Discarded fishing nets as new resins

Royal DSM and Starboard, a leading water sports company offering paddle, surf, windsurf and kiteboards, are collecting and upcycling discarded fishing nets to create a material for consumer goods such as surfboard components. In doing so the collaboration supports litter-free beaches, a healthier marine environment and creates a positive social impact for local communities in India.

The surfboard company has selected DSM’s Akulon RePurposed, resin fully recycled from discarded nylon-based fishing nets and known for its sustainability profile as much as its performance. The discarded fishing nets are gathered from the Indian Ocean and Arabian Sea, and are given a new lease of life as fins, fin boxes, SUP pumps, and other structural parts in surfboards. All the products made using Akulon RePurposed, are branded as NetPositive! by Starboard.
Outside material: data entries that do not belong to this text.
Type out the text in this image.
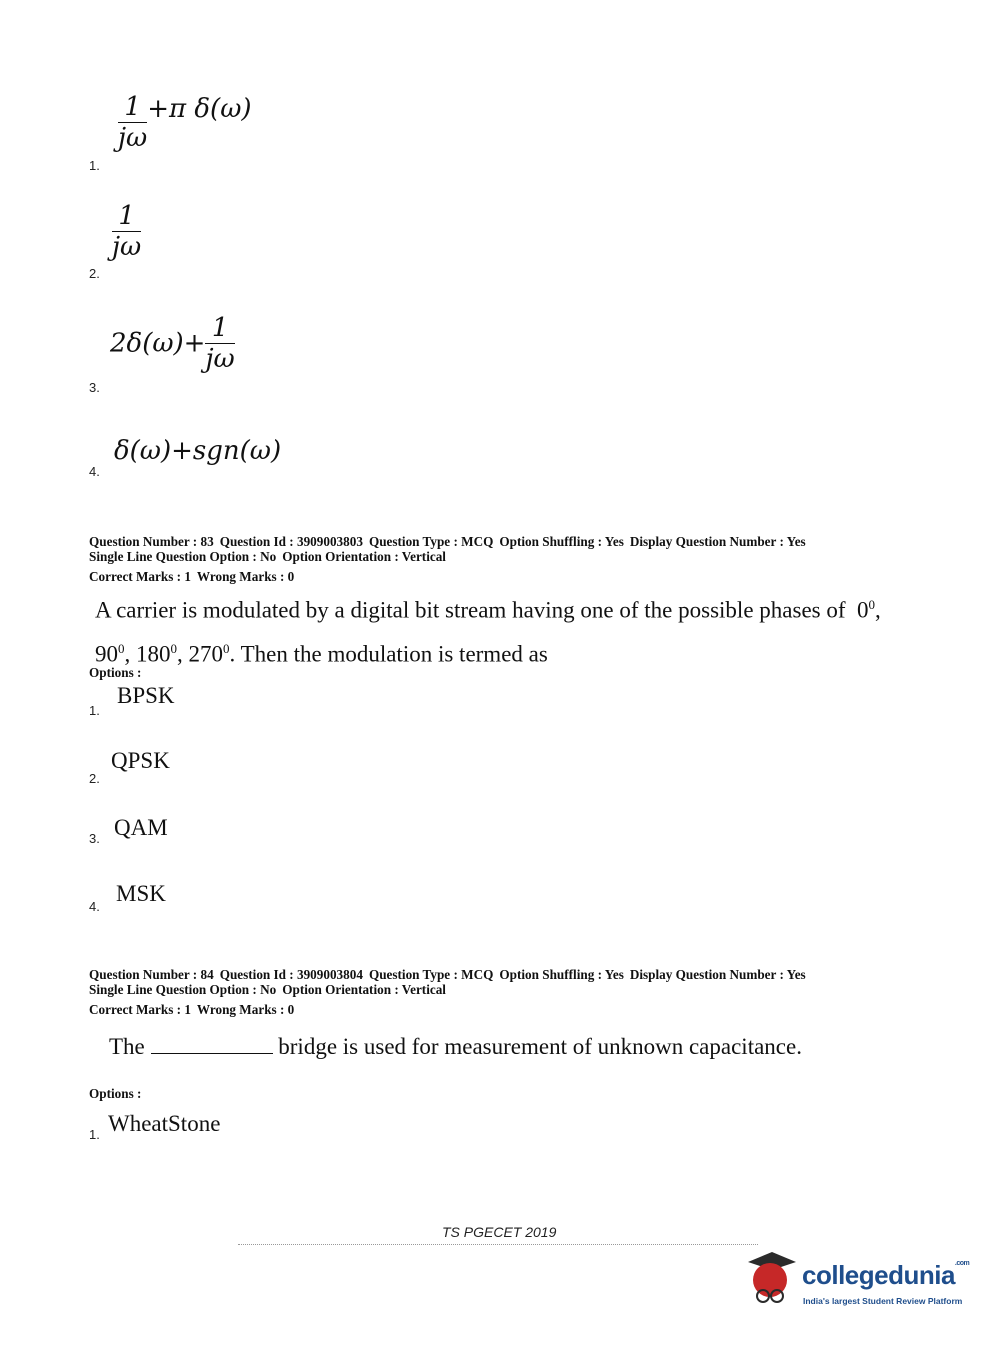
$\frac{1}{j\omega} +\pi$ δ(ω)
1.
$\frac{1}{j\omega}$
2.
$2\delta(\omega)+ \frac{1}{j\omega}$
3.
δ(ω)+sgn(ω)
4.
Question Number : 83 Question Id : 3909003803 Question Type : MCQ Option Shuffling : Yes Display Question Number : Yes
Single Line Question Option : No Option Orientation : Vertical
Correct Marks : 1 Wrong Marks : 0
A carrier is modulated by a digital bit stream having one of the possible phases of $0^0$,
$90^0$, $180^0$, $270^0$. Then the modulation is termed as
Options :
BPSK
1.
QPSK
2.
QAM
3.
MSK
4.
Question Number : 84 Question Id : 3909003804 Question Type : MCQ Option Shuffling : Yes Display Question Number : Yes
Single Line Question Option : No Option Orientation : Vertical
Correct Marks : 1 Wrong Marks : 0
The	bridge is used for measurement of unknown capacitance.
Options :
WheatStone
1.
TS PGECET 2019
collegedunia$^{.com}$
India's largest Student Review Platform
DSM and Starboard collaboration transforms discarded fishing nets from waste into high-end surfboard components. © Royal DSM

“At DSM, our strategy includes developing innovative solutions and collaborations that contribute to a circular economy and aligns with the UN Sustainable Development Goals addressing climate change, resource scarcity, waste and pollution,” said Matt Gray, commercial director for the Asia Pacific at DSM Engineering Plastics. “We look beyond society’s current model of take-make-dispose and instead try to mimic nature and the circle of life. For example, in our collaboration with Starboard we use waste to make a long-lasting, high-value material that can again be recovered at the end of its life cycle to become something new.”

“One of the most satisfying parts of our work is the challenge of redesigning our products to lower their environmental impact and achieve higher performance,” added Svein Rasmussen, founder and CEO of Starboard. “Through this collaboration with DSM, we showcase how quick and easy it can be to change the way we build better boards for the planet. We want to continuously push boundaries for more eco-innovations for our boards.”

In addition to addressing environmental concerns, the collection, sorting, cleaning and processing of discarded fishing nets creates sustainable livelihoods for several local communities in India.

According to figures from the UN, more than 8 million tons of plastic ends up in the oceans, wreaking havoc on marine wildlife and fisheries and costing at least USD 8 billion in damage to marine ecosystems. Abandoned plastic fishing nets are a part of the problem. According to a report jointly produced by the Food and Agriculture Organization (FAO) and the UN Environment Program (UNEP), fishing nets abandoned at sea remain in the marine ecosystem for hundreds of years. Known as ghost fishing nets, experts have estimated that there are roughly 640 000 tonnes of these nets currently in our ocean, accounting for almost 10% of all plastic waste in the sea.